Number Three: Keep It Simple, Stupid

I feel like this one doesn’t need much explanation, but I’ll do my best to provide one.

Simplicity is a difficult ideal to strive for but will, with frightening regularity, often produce the best results; not only visually, but functionally as well. A simple design doesn’t “muddy the waters” with irrelevant information or visual elements, and it makes clear distinctions between primary content and sidebars. Simple design makes good use of a strong content hierarchy and imagery. But simple is also context specific: “simple steampunk” and “simple grunge” are vastly different from one another, and further still from “simple Swiss.”

Imagine if your car had two accelerator pedals, two break pedals, and two shift knobs but only one of these worked for any combination of specific details in a given scenario. That would be a fatally unsuccessful design. Similarly, imagine reading a magazine article that employs five different typefaces, each with a full range of weights and point sizes, with no categorical hierarchy informing when or for which elements each typeface is used. It’s chaos!

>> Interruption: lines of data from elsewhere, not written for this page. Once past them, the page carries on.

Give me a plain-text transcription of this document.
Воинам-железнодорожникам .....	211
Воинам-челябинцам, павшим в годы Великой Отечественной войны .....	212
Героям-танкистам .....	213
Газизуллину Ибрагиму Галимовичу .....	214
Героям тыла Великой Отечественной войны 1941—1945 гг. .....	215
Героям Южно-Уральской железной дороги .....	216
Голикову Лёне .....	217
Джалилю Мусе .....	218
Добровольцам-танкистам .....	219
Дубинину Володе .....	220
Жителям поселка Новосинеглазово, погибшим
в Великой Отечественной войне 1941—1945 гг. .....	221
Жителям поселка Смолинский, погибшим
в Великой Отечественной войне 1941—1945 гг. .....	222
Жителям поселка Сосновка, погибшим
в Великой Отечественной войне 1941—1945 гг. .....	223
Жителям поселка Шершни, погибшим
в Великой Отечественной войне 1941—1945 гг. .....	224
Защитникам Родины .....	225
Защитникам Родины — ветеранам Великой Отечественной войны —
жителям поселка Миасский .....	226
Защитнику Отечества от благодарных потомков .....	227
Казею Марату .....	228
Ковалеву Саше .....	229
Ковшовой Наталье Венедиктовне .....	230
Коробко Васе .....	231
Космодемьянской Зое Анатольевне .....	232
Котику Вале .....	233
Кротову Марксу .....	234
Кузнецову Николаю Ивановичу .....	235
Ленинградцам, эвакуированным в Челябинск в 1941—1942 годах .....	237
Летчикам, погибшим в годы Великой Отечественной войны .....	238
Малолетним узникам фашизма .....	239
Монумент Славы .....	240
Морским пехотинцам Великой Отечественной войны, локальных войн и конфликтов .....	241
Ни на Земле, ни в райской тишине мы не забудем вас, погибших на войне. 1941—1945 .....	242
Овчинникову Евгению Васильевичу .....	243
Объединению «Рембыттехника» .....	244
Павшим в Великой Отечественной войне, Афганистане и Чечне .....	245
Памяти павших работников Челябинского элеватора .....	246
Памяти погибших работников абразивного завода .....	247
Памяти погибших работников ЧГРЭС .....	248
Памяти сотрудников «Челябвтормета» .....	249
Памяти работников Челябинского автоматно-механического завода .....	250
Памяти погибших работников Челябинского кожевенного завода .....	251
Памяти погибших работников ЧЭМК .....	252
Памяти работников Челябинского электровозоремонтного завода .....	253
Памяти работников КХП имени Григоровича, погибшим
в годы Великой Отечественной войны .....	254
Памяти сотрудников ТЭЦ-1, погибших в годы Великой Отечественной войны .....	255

Number Three, Sub A: Simple Doesn’t Mean Minimal

A major mistake many new, especially young, designers make is the conflation of simple with minimal. Minimalism is a distinct, unique aesthetic. Simplicity is a guiding principle of design. Minimalist designs can be surprisingly complex, and simple designs don’t have to be minimalist. This confusion often leads to lazy, uninspired work that makes the audience work to find its content. (White space is an element of design, not a feature!) I’ve seen students and professionals alike describe stark, overly minimal design as simple or “Swiss-inspired” when the reality is the result of a lack of consideration or attention to detail. These designs miss the mark entirely and don’t come close to referencing the powerful use of typography, gestalt, colour, and imagery; geometric form; or asymmetric balance Swiss design is famous for.

Simple doesn’t mean you can’t use a rule or a flourish in your print piece. Simple doesn’t mean you can’t have a bow on your package or a cantilever porch on your house. Simple means not superfluous. Simple means that every element on the page, every detail in the walls and floors, every moving pixel, or every button has a purpose and is not implemented without reason.

Strong Results

Together, these three principles can guide sound decision making and help designers and their clients achieve strong results. But they can’t make up for a lack of design knowledge. Your cousin may know photoshop extraordinarily well, but a professional designer knows how to lead the eye around a page and build a sense of unity through multiple scenes, across platforms, and within a brand. Good design doesn’t grow on trees, it takes years of practice and endless iteration. As designers we must be flexible, never stop learning, and push ourselves and our art every day.